Authorities have detained a man on suspicion of “fabricating” opinion polls with the intention of influencing the Jan. 13 presidential election, prosecutors said yesterday.
The Ciaotou District Prosecutors’ Office said it questioned four people on Friday for allegedly spreading fabricated presidential poll results through news media and social media.
Prosecutors said they detained former For Public Good Party deputy chairman Hsu Shao-tung (徐少東) on suspicion of contravening the Anti-infiltration Act (反滲透法) and the Presidential and Vice Presidential Election and Recall Act (總統副總統選舉罷免法) based on evidence from bank transactions.
Photo: Wu Cheng-feng, Taipei Times
Hsu’s son was released without needing to post bail. Hsu’s alleged co-conspirators, the head of the Kaohsiung Pastel Painting Association, surnamed Wang (王), and the director-general of the Railway Matsu Charity Association, surnamed Lee (李), paid bail of NT$200,000 and NT$100,000 respectively.
Their Chinese contact allegedly wired funds into accounts under Hsu’s and Wang’s names, prosecutors said, adding that Wang was the primary contact.

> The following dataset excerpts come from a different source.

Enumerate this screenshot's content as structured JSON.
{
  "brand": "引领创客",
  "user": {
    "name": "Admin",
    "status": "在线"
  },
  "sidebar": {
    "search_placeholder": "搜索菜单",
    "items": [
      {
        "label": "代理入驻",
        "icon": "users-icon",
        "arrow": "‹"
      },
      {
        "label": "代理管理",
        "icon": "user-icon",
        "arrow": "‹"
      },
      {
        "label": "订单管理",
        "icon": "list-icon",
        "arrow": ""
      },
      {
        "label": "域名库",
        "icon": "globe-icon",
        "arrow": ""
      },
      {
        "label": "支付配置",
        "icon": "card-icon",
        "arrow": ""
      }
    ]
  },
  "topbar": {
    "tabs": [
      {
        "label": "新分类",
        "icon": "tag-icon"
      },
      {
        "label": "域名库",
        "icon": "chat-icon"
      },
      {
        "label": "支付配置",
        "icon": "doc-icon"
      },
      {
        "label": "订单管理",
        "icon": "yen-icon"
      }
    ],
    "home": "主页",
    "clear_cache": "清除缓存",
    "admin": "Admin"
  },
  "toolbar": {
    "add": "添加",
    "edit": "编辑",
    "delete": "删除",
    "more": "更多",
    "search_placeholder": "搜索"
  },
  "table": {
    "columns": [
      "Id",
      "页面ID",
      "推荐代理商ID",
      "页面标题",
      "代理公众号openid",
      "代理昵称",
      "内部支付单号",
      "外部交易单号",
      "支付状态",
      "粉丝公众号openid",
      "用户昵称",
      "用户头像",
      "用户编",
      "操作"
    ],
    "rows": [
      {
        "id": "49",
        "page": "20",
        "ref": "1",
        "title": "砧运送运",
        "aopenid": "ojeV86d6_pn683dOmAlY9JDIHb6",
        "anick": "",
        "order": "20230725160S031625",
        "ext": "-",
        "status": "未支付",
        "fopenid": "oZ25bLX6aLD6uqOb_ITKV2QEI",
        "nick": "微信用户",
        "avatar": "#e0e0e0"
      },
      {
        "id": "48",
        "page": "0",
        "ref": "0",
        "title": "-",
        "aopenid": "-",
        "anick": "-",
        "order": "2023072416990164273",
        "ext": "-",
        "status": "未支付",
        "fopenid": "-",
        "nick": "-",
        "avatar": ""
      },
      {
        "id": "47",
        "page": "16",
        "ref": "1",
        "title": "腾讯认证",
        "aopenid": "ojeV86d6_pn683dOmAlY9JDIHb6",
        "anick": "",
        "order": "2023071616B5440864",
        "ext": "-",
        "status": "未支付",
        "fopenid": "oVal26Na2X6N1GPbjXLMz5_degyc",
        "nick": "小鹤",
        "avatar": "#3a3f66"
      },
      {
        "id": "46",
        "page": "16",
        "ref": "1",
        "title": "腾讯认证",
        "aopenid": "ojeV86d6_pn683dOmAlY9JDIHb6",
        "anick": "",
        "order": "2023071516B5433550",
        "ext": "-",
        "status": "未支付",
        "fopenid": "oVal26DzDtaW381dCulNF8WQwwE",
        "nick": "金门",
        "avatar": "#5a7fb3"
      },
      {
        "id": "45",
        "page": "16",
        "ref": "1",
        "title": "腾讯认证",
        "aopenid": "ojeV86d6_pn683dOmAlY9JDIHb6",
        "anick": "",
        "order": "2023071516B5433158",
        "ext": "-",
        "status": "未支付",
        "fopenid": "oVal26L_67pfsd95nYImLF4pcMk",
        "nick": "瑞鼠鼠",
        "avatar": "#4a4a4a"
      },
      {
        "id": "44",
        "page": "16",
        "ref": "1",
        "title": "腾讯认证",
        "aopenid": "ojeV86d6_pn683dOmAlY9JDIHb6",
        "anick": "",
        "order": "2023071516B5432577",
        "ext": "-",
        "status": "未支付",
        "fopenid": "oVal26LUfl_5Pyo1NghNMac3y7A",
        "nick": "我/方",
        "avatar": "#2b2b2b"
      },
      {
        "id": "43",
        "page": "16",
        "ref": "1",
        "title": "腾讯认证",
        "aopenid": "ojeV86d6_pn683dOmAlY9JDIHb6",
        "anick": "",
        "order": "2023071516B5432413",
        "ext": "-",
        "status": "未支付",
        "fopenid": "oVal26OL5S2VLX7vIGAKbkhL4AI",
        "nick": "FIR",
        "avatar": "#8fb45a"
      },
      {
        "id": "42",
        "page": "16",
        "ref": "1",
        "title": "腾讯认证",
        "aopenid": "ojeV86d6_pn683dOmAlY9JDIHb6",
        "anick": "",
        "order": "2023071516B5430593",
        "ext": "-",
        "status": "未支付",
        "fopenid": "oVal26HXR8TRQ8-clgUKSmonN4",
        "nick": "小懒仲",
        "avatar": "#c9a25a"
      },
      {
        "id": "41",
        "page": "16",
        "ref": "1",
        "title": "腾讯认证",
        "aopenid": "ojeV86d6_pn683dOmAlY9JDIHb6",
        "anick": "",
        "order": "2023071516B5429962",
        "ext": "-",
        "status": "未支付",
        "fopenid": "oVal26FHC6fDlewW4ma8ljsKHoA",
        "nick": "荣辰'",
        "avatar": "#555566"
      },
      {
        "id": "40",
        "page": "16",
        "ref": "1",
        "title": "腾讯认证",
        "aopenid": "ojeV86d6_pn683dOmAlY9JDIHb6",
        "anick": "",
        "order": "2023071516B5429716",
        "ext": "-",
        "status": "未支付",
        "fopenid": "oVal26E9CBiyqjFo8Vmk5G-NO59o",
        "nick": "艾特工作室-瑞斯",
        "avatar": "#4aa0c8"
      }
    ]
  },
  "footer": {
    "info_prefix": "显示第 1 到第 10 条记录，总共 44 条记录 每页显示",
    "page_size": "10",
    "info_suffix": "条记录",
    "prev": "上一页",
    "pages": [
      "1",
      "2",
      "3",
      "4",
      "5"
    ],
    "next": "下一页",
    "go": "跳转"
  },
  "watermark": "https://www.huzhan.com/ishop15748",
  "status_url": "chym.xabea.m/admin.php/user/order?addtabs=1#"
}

Investigators found that, under the Chinese agent’s orders, Hsu falsified research results and polls on presidential candidates and forwarded the false information to contacts on Line, they said.
Wang also took out advertisements in the Chinese-language Economic Daily News and the United Daily News, as well as on news Web sites, including Match Portal, Pchome News, Owl News and Life News, to help promote certain candidates, prosecutors said.
The candidates and parties that the fabricated opinion polls favored were not identified.
Prosecutors said that Hsu was also a chief consultant of a “new residents” association, a community organization for newcomers to Taiwan.
The association was accused by prosecutors earlier this month of arranging free trips to China for dozens of people in a bid to “influence” the elections.
“They aimed to use Taiwan’s large new resident population to develop organizations that could be controlled by these hostile foreign powers ... to influence the election, thereby endangering national security,” prosecutors said.
Hsu’s detention was the second case this week involving someone being held incommunicado on suspicion of faking presidential election polls.
On Friday, a court ordered that a reporter be detained in Taichung on suspicion of publishing online eight fake public opinion polls on the presidential election at the instruction of Chinese officials.
The Taichung District Prosecutors’ Office said that reporter Lin Hsien-yuan (林獻元), who works for Finger Media, in October asked a self-proclaimed polling expert, Su Yuan-hwa (蘇雲華), to produce a series of false poll results at the behest of the Chinese Communist Party’s Fujian Provincial Committee showing that the Chinese Nationalist Party’s (KMT) presidential ticket was favored by Taiwanese.
The results, which were shared on other online media platforms, misled the public and were part of China’s attempt to interfere in Taiwan’s presidential election, prosecutors said.